In both of the table, you can see it starts to render some of the information here. I can look at some column information, but then with a few clicks, I can actually get some visualization and dashboarding around this stuff. Let’s say I wanted to look at the product name. All right, got some names here. Let’s say I wanted to grab a view of how many were ordered. Let’s take the item quantity, make that a count. All right, we start to get some scatter plus here. It’s not really helping me visualize this really well. Let’s see if we can grab another view of this. That’s much better, right? I can start to see either that one or maybe this one gives me the user quick couple of clicks into figuring out which products are most often ordered. You can see it looks like there’s a perfect fitness rip deck and then some Nike Polo and things like that.

Again, this is just example data, but really just wanted to show you how easy it is for analyst that’s using a tool like Tableau. It could be Qlik, it could be Power BI… to start to analyze the data that’s available to them in their data lake. In this particular example, all of the data that’s backing all this sits in an Amazon AWS S3 bucket. As we heard earlier, Qubole supports multiple clouds. That could have very well been data in QCP or on Azure.

Qubole UI

Now what I’d like to do is actually walk you through the UI for Qubole. And again, I’m in us.qubole.com and carrying on the same story or the same user, the persona of the analyst. I

SQL

might want to run some freeform sequel. Queries Qubole Out of the Box provides a workbench for that. We’re already looking at that. As a matter of fact. I’m in a feature called Collections, which allows me to save off my queries, as you can see here.

Metadata

Let’s go to the table explorer the very same data set and metadata were looking at in Tableau is available here. And again, the same tables. Obviously, if I wanted to take a quick look at what this metadata is, the catalog. The data management capabilities within Qubole allow me to browse the Table metadata. This is a hive table, which is backed by a location on S3. Here’s the location. This particular data set was imported by Scoop.

Query Data

I can also get some interesting table insights here. For example, if I was analyst that was first time trying to query this data, I might need some help. I might need to go find out, hey, what are the columns that I should be looking at, or are there any of my colleagues that I can go and tap on the shoulder and get some help with writing a query on this or whatnot?
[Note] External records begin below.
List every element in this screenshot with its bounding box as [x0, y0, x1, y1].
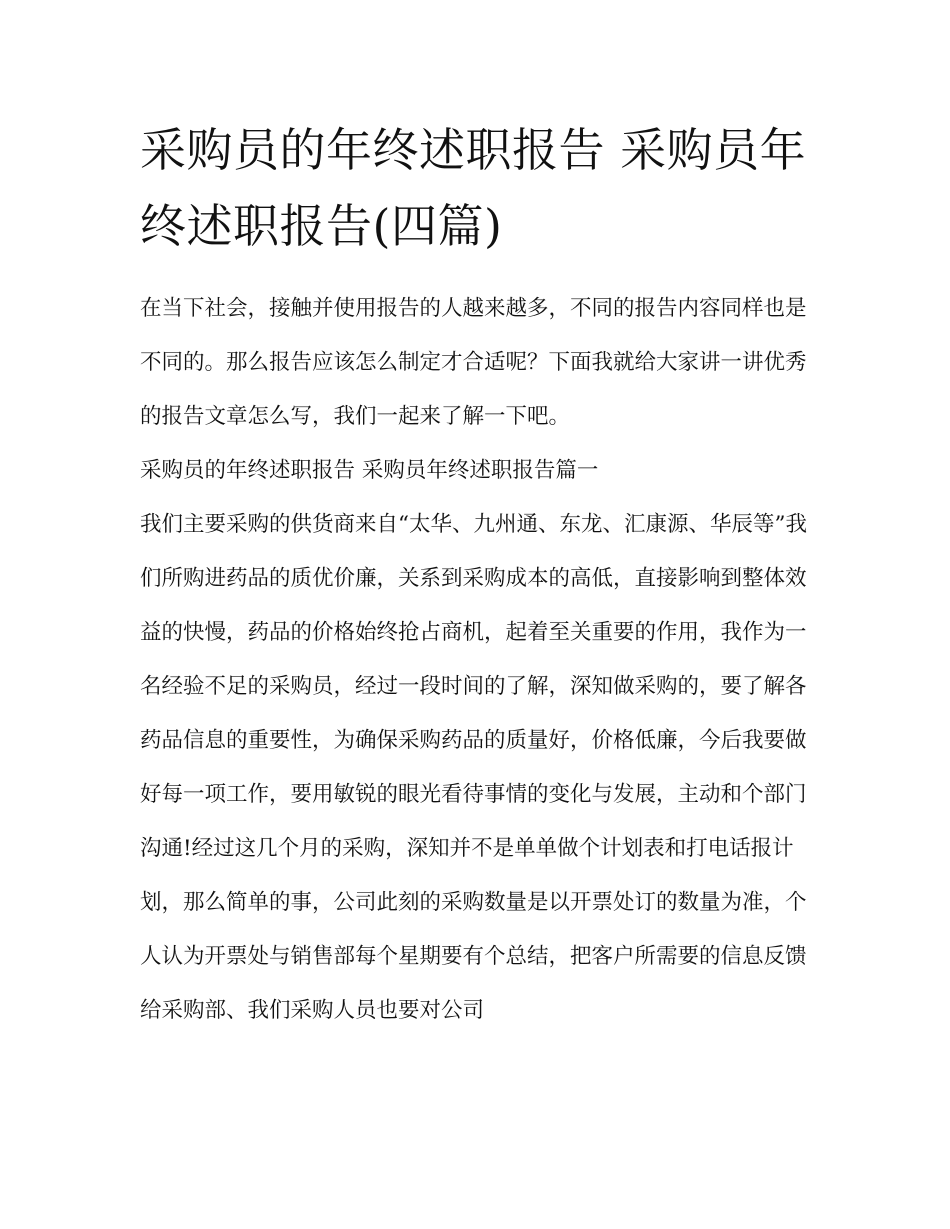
document-content: [140, 112, 812, 1038]
document-title: 采购员的年终述职报告 采购员年终述职报告(四篇): [140, 123, 807, 253]
section-heading: 采购员的年终述职报告 采购员年终述职报告篇一: [140, 458, 599, 483]
body-paragraph: 我们主要采购的供货商来自“太华、九州通、东龙、汇康源、华辰等”我们所购进药品的质优价廉，关系到采购成本的高低，直接影响到整体效益的快慢，药品的价格始终抢占商机，起着至关重要的作用，我作为一名经验不足的采购员，经过一段时间的了解，深知做采购的，要了解各药品信息的重要性，为确保采购药品的质量好，价格低廉，今后我要做好每一项工作，要用敏锐的眼光看待事情的变化与发展，主动和个部门沟通!经过这几个月的采购，深知并不是单单做个计划表和打电话报计划，那么简单的事，公司此刻的采购数量是以开票处订的数量为准，个人认为开票处与销售部每个星期要有个总结，把客户所需要的信息反馈给采购部、我们采购人员也要对公司: [140, 512, 807, 1023]
intro-paragraph: 在当下社会，接触并使用报告的人越来越多，不同的报告内容同样也是不同的。那么报告应该怎么制定才合适呢？下面我就给大家讲一讲优秀的报告文章怎么写，我们一起来了解一下吧。: [140, 296, 807, 429]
I can run this in here, and similarly, it’ll kick off an instance of that query and you’ll see some details about what’s happening here. It’s submitting the query. It’s processing it. This is running on a presto cluster. And then it spits back the results. I can download the results, or I can link to this particular query, share that, share the results and the query with a colleague of mine that might be interested, and they can have a look at that without having to rerun it.